For the U.S., this actually provides some insulation: American natural gas producers have incentive to increase production when global prices are high, and the U.S. can export gas to these higher-priced markets. Over the coming weeks, expect to see U.S. production respond to these price signals, which could eventually moderate domestic prices if international demand softens.

What to Expect in the Coming Weeks

The EIA’s projection of a $3.34 average for all of 2026 suggests current prices—in the $3.88–$3.94 range—are above the annual average, implying some moderation is likely over the coming months. However, spring and early summer driving season typically pushes prices higher, and if the Iran situation remains unresolved, that could sustain elevated levels through April and May.

Weather forecasts suggest more normal March temperatures returning next week, which should ease natural gas prices. The most likely scenario is stabilization at elevated-but-not-crisis levels for the next 4–8 weeks, potentially followed by modest decline as spring progresses and geopolitical concerns fade (if they do). For caregivers, this means locking in expectations around $3.75–$4.00 per gallon for the immediate future rather than hoping for rapid drops back to $2.98.

Conclusion

Gas price volatility is continuing this week due to the convergence of geopolitical supply concerns from the Iran conflict and weather-driven spikes in natural gas demand. While prices have risen 80–90 cents per gallon since late February—the highest levels since 2023—the EIA’s full-year projection suggests some moderation is likely by mid-year.

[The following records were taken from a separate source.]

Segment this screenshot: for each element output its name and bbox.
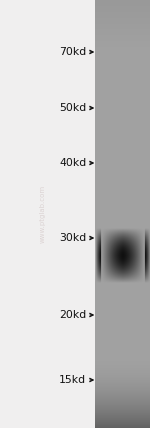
Text: 15kd: 15kd <box>59 375 86 385</box>
Text: 40kd: 40kd <box>59 158 86 168</box>
Text: 50kd: 50kd <box>59 103 86 113</box>
Text: 70kd: 70kd <box>59 47 86 57</box>
Text: 20kd: 20kd <box>59 310 86 320</box>
Text: www.ptglab.com: www.ptglab.com <box>40 185 46 243</box>
Text: 30kd: 30kd <box>59 233 86 243</box>
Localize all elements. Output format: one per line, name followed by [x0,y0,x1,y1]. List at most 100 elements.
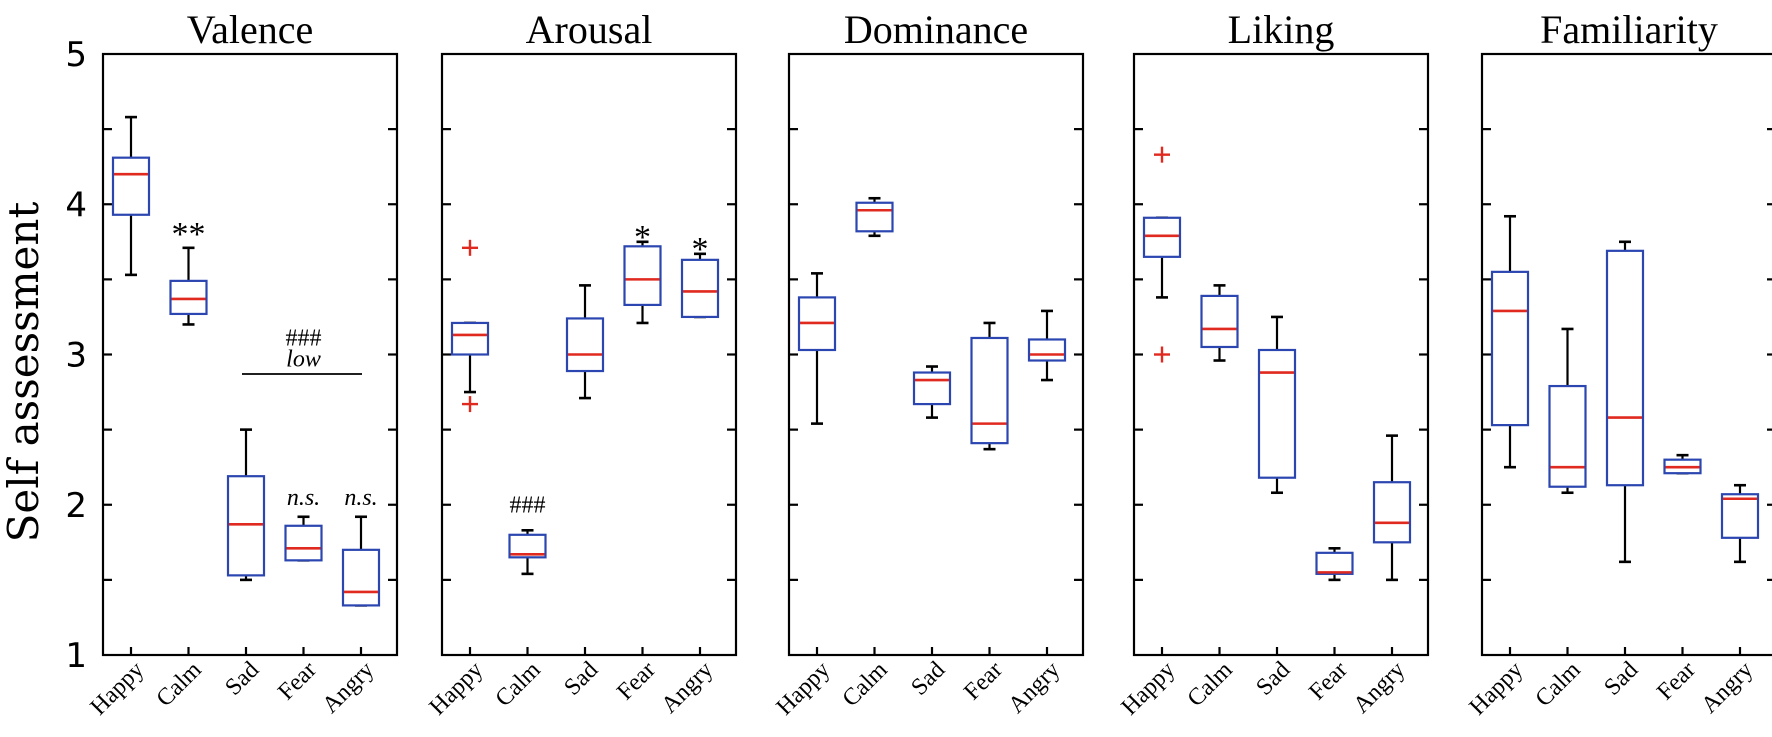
outlier-marker [462,239,478,256]
box-happy: Happy [772,272,837,721]
iqr-box [1200,294,1239,349]
iqr-box [1142,216,1182,258]
x-tick-label: Calm [838,657,893,712]
x-tick-label: Sad [220,657,264,701]
x-tick-label: Sad [559,657,603,701]
x-tick-label: Happy [86,657,150,721]
box-angry: Angry [1696,483,1760,719]
annotation: ### [510,492,546,518]
panel-title: Dominance [844,7,1028,52]
iqr-box [508,533,547,559]
x-tick-label: Fear [959,657,1008,706]
box-happy: Happy [425,239,490,721]
x-tick-label: Angry [656,657,718,719]
y-tick-label: 5 [65,35,87,75]
annotation: ** [172,216,206,253]
annotation: ### [286,325,322,351]
x-tick-label: Happy [425,657,489,721]
x-tick-label: Fear [273,657,322,706]
y-tick-label: 2 [65,486,87,526]
x-tick-label: Calm [491,657,546,712]
annotation: * [692,231,709,268]
iqr-box [623,245,662,307]
box-angry: Angry [317,515,381,719]
box-happy: Happy [86,115,151,721]
iqr-box [1027,338,1067,362]
x-tick-label: Happy [772,657,836,721]
panel-title: Liking [1228,7,1335,52]
outlier-marker [1154,146,1170,163]
iqr-box [912,371,952,406]
x-tick-label: Fear [1304,657,1353,706]
box-calm: Calm [838,196,894,712]
iqr-box [1372,481,1412,544]
x-tick-label: Sad [1599,657,1643,701]
annotation: low [286,347,321,373]
iqr-box [680,258,720,319]
iqr-box [226,475,266,577]
y-tick-label: 3 [65,336,87,376]
box-sad: Sad [1599,240,1645,701]
box-calm: Calm [152,246,208,712]
box-fear: Fear [273,515,323,706]
iqr-box [450,321,490,356]
box-fear: Fear [612,240,662,706]
x-tick-label: Sad [906,657,950,701]
outlier-marker [1154,346,1170,363]
box-calm: Calm [1183,284,1239,712]
box-angry: Angry [656,252,720,719]
box-happy: Happy [1465,214,1530,721]
iqr-box [1548,384,1587,488]
iqr-box [1605,249,1645,487]
annotation: n.s. [344,485,377,511]
iqr-box [341,548,381,607]
iqr-box [1720,493,1760,539]
box-happy: Happy [1117,146,1182,721]
x-tick-label: Happy [1465,657,1529,721]
y-tick-label: 4 [65,185,87,225]
annotation: n.s. [287,485,320,511]
x-tick-label: Fear [612,657,661,706]
x-tick-label: Calm [1183,657,1238,712]
x-tick-label: Angry [1696,657,1758,719]
x-tick-label: Happy [1117,657,1181,721]
iqr-box [565,317,605,373]
box-sad: Sad [1251,315,1297,701]
iqr-box [284,524,323,562]
iqr-box [1490,270,1530,427]
x-tick-label: Fear [1652,657,1701,706]
box-fear: Fear [1304,547,1354,706]
box-sad: Sad [906,365,952,701]
y-tick-label: 1 [65,636,87,676]
box-sad: Sad [559,284,605,701]
x-tick-label: Calm [152,657,207,712]
iqr-box [1315,551,1354,575]
annotation: * [634,219,651,256]
iqr-box [111,156,151,216]
box-sad: Sad [220,428,266,701]
y-axis-label: Self assessment [0,202,48,543]
x-tick-label: Angry [1348,657,1410,719]
iqr-box [169,279,208,316]
x-tick-label: Calm [1531,657,1586,712]
box-angry: Angry [1348,434,1412,719]
iqr-box [855,201,894,233]
iqr-box [1257,348,1297,479]
box-fear: Fear [959,321,1009,706]
x-tick-label: Angry [317,657,379,719]
panel-title: Arousal [526,7,653,52]
iqr-box [970,336,1009,445]
box-calm: Calm [491,528,547,712]
x-tick-label: Sad [1251,657,1295,701]
outlier-marker [462,396,478,413]
panel-title: Familiarity [1540,7,1718,52]
box-angry: Angry [1003,309,1067,719]
panel-title: Valence [187,7,314,52]
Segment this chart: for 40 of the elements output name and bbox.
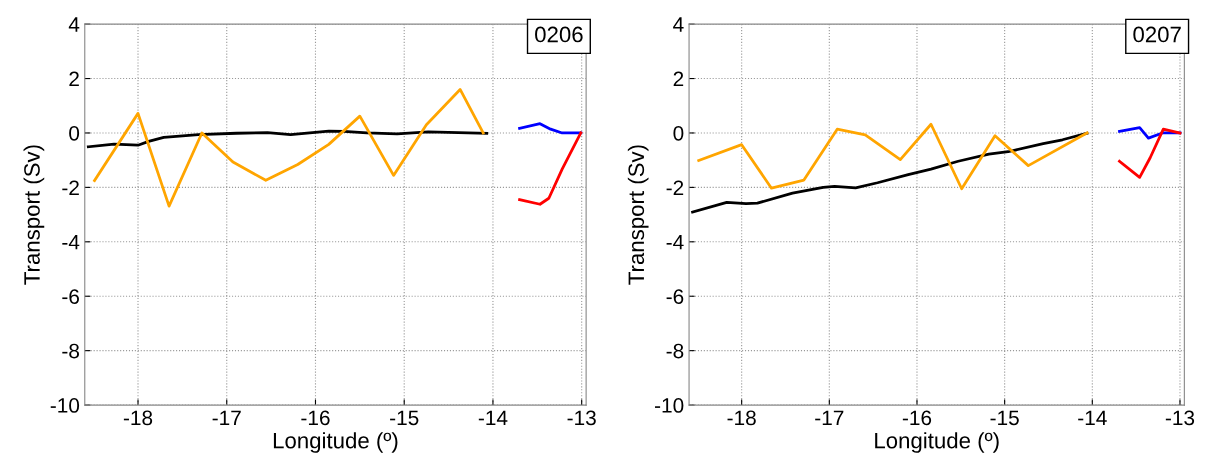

For dementia caregivers and seniors on fixed incomes, the immediate impact is real: higher costs for transportation to appointments, visits to care facilities, and home heating. The practical step forward is to adjust household energy budgets upward through May and revisit assumptions in June when summer patterns emerge. Track your specific regional prices (which vary by $2–$3 per gallon depending on location) rather than relying on national averages, and look for modest relief as warmer weather reduces heating demand and (hopefully) geopolitical tensions ease.